Upon arrival in Fort Lauderdale , the man went to load the weapon in the lavatory area and then began shooting.

The attack happened around 1pm local time, as the busy airport, which is a major hub between the US, Europe and the Caribbean, was packed with tourists.

His brother, Bryan Santiago, said the family had moved to Pueto Rico when Santiago was two-years-old. He served with Alaska’s National Guard for around two years and in 2010 was deployed to Iraq for a year.

Bryan Santiago said his brother had been fighting with his girlfriend in Alaska.

His aunt, Maria Ruiz, who lives in Union City, New Jersey, said that Santiago came back from Iraq “changed”. But, she said, he had become a father last year and the birth of his child made him happy.

The airport remained tense in the hours after the shooting, with reports of further shots heard in other parts of the airport.

Hundreds of people were seen running for shelter in live television pictures as witnesses claimed there was a second gunman – reports later denied by police.

Witnesses said that the gunman silently approached the baggage area and started firing.
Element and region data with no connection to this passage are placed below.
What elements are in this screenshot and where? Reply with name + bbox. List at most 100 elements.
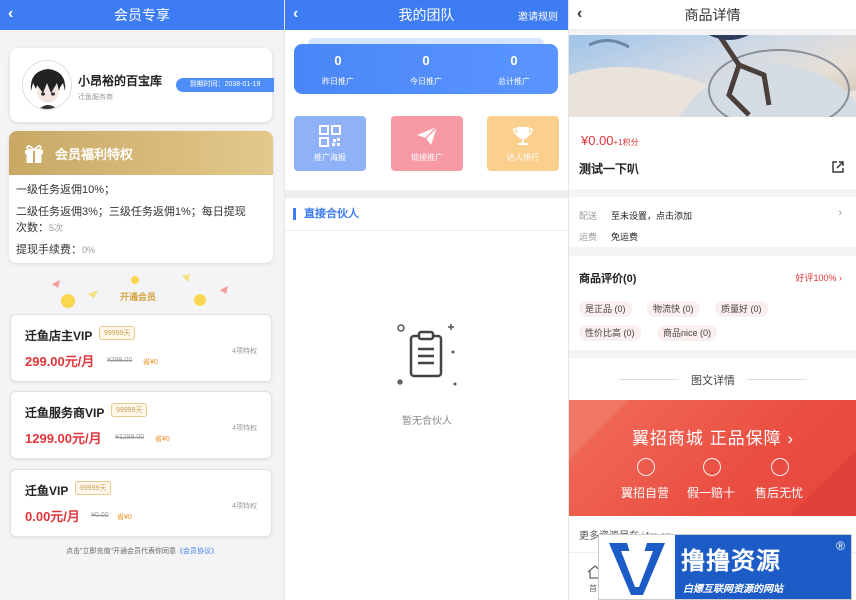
vip-days-badge: 99999天 [111,403,148,417]
benefits-header: 会员福利特权 [9,131,273,175]
benefit-line-2a: 二级任务返佣3%；三级任务返佣1%；每日提现 [16,206,246,218]
page-title: 会员专享 [114,7,170,23]
vip-card-1[interactable]: 迁鱼店主VIP 99999天 299.00元/月 ¥299.00 省¥0 4项特… [10,314,272,382]
vip-name: 迁鱼店主VIP [25,329,93,343]
watermark-logo: 撸撸资源 ® 白嫖互联网资源的网站 [598,534,852,600]
profile-card: 小昂裕的百宝库 迁鱼服务商 到期时间：2038-01-19 [10,48,274,122]
member-screen: ‹ 会员专享 小昂裕的百宝库 迁鱼服务商 到期时间：2038-01-19 会员福… [0,0,284,600]
benefit-line-3: 提现手续费：0% [16,244,96,256]
vip-privilege-count: 4项特权 [232,425,257,432]
banner-item: 翼招自营 [621,486,670,500]
vip-original-price: ¥1299.00 [115,434,145,441]
vip-original-price: ¥299.00 [107,357,133,364]
tab-home-label: 首 [589,584,597,593]
logo-icon [599,535,675,599]
vip-days-badge: 99999天 [99,326,136,340]
partner-title: 直接合伙人 [293,208,359,220]
page-title: 我的团队 [398,7,455,23]
shipping-row[interactable]: 配送 至未设置，点击添加 [579,209,692,222]
team-screen: ‹ 我的团队 邀请规则 0 昨日推广 0 今日推广 0 总计推广 推广海报 链接… [284,0,568,600]
agreement-text: 点击"立即充值"开通会员代表你同意《会员协议》 [66,548,218,555]
stat-total: 0 总计推广 [498,53,530,86]
tile-label: 链接推广 [411,153,443,162]
stat-yesterday: 0 昨日推广 [322,53,354,86]
vip-saving: 省¥0 [155,436,170,443]
vip-price: 1299.00元/月 [25,431,102,446]
profile-role: 迁鱼服务商 [78,94,113,101]
chevron-right-icon: › [838,207,842,219]
stat-today: 0 今日推广 [410,53,442,86]
stats-card: 0 昨日推广 0 今日推广 0 总计推广 [294,44,558,94]
vip-privilege-count: 4项特权 [232,503,257,510]
page-title: 商品详情 [684,6,741,23]
watermark-title: 撸撸资源 [681,548,781,575]
empty-state-text: 暂无合伙人 [402,416,452,427]
section-divider [285,190,568,198]
watermark-subtitle: 白嫖互联网资源的网站 [683,584,783,595]
price-section [569,117,856,189]
review-good-rate[interactable]: 好评100% › [795,271,842,284]
banner-title: 翼招商城 正品保障 › [631,429,795,448]
share-icon[interactable] [832,161,844,173]
back-icon[interactable]: ‹ [577,5,582,23]
product-detail-screen: ‹ 商品详情 ¥0.00+1积分 测试一下叭 配送 至未设置，点击添加 › 运费免… [568,0,856,600]
store-icon [637,458,655,476]
headset-icon [771,458,789,476]
tile-label: 达人排行 [507,153,539,162]
review-chip[interactable]: 质量好 (0) [715,301,768,317]
nav-bar: ‹ 会员专享 [0,0,284,30]
banner-item: 假一赔十 [687,486,736,500]
back-icon[interactable]: ‹ [8,5,13,23]
banner-item: 售后无忧 [755,486,804,500]
tile-link[interactable]: 链接推广 [391,116,463,171]
invite-rule-link[interactable]: 邀请规则 [518,8,558,23]
shield-icon [703,458,721,476]
review-chip[interactable]: 性价比高 (0) [579,325,641,341]
tile-ranking[interactable]: 达人排行 [487,116,559,171]
registered-mark: ® [836,539,845,553]
detail-title: 图文详情 [691,375,735,387]
tile-poster[interactable]: 推广海报 [294,116,366,171]
vip-saving: 省¥0 [117,514,132,521]
product-title: 测试一下叭 [579,162,640,176]
divider [285,230,568,231]
vip-card-2[interactable]: 迁鱼服务商VIP 99999天 1299.00元/月 ¥1299.00 省¥0 … [10,391,272,459]
benefit-line-1: 一级任务返佣10%； [16,184,116,196]
review-chip[interactable]: 商品nice (0) [657,325,718,341]
empty-clipboard-icon [397,324,457,386]
gift-icon [25,145,43,163]
review-chip[interactable]: 是正品 (0) [579,301,632,317]
vip-price: 0.00元/月 [25,509,80,524]
benefits-title: 会员福利特权 [55,146,134,162]
guarantee-banner: 翼招商城 正品保障 › 翼招自营 假一赔十 售后无忧 [569,400,856,516]
review-chip[interactable]: 物流快 (0) [647,301,700,317]
trophy-icon [513,127,533,145]
qrcode-icon [319,125,341,147]
product-image[interactable] [569,35,856,117]
vip-original-price: ¥0.00 [91,512,109,519]
vip-price: 299.00元/月 [25,354,95,369]
nav-bar: ‹ 我的团队 邀请规则 [285,0,568,30]
benefit-line-2b: 次数：5次 [16,222,64,234]
expire-badge: 到期时间：2038-01-19 [176,78,274,92]
review-title: 商品评价(0) [579,273,637,285]
avatar [22,60,72,110]
vip-name: 迁鱼VIP [25,484,69,498]
open-member-header: 开通会员 [40,270,240,310]
vip-saving: 省¥0 [143,359,158,366]
nav-bar: ‹ 商品详情 [569,0,856,30]
tile-label: 推广海报 [314,153,346,162]
paper-plane-icon [417,126,438,145]
agreement-link[interactable]: 《会员协议》 [176,548,218,555]
vip-privilege-count: 4项特权 [232,348,257,355]
open-member-label: 开通会员 [120,292,157,302]
fee-row: 运费 免运费 [579,232,639,242]
vip-days-badge: 99999天 [75,481,112,495]
back-icon[interactable]: ‹ [293,5,298,23]
vip-name: 迁鱼服务商VIP [25,406,105,420]
profile-name: 小昂裕的百宝库 [78,74,163,88]
vip-card-3[interactable]: 迁鱼VIP 99999天 0.00元/月 ¥0.00 省¥0 4项特权 [10,469,272,537]
partner-section [285,198,568,600]
product-price: ¥0.00+1积分 [581,133,639,148]
benefits-card: 会员福利特权 一级任务返佣10%； 二级任务返佣3%；三级任务返佣1%；每日提现… [9,131,273,263]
He did not appear to be targeting anyone in particular, “popping off bullets at random”.

Mark Lea, a 53-year-old financial adviser from Minneapolis, who was in the baggage claim area, said: “I was dodging bullets and trying to help people get out of the way. At first we thought it was firecrackers. Everyone started screaming and running. The shooter made his way down through baggage claim. He had what looked like a 9mm and emptied his entire clip. People were trying to run.”

Ari Fleischer, a former White House press secretary, was in the airport at the time. “Everyone is running,” he tweeted. Later, he added: “All seems calm now, but the police aren’t letting anyone out of the airport – at least, not where I am.”

The airport, America’s 21st busiest, sees an average of 73,000 people pass through every day.

Security is high at US airports as a routine, following terrorist attacks last year on airports in Brussels and Istanbul. The Florida shooting, like those last year, was in the unsecured area of the airport, which does not have screenings.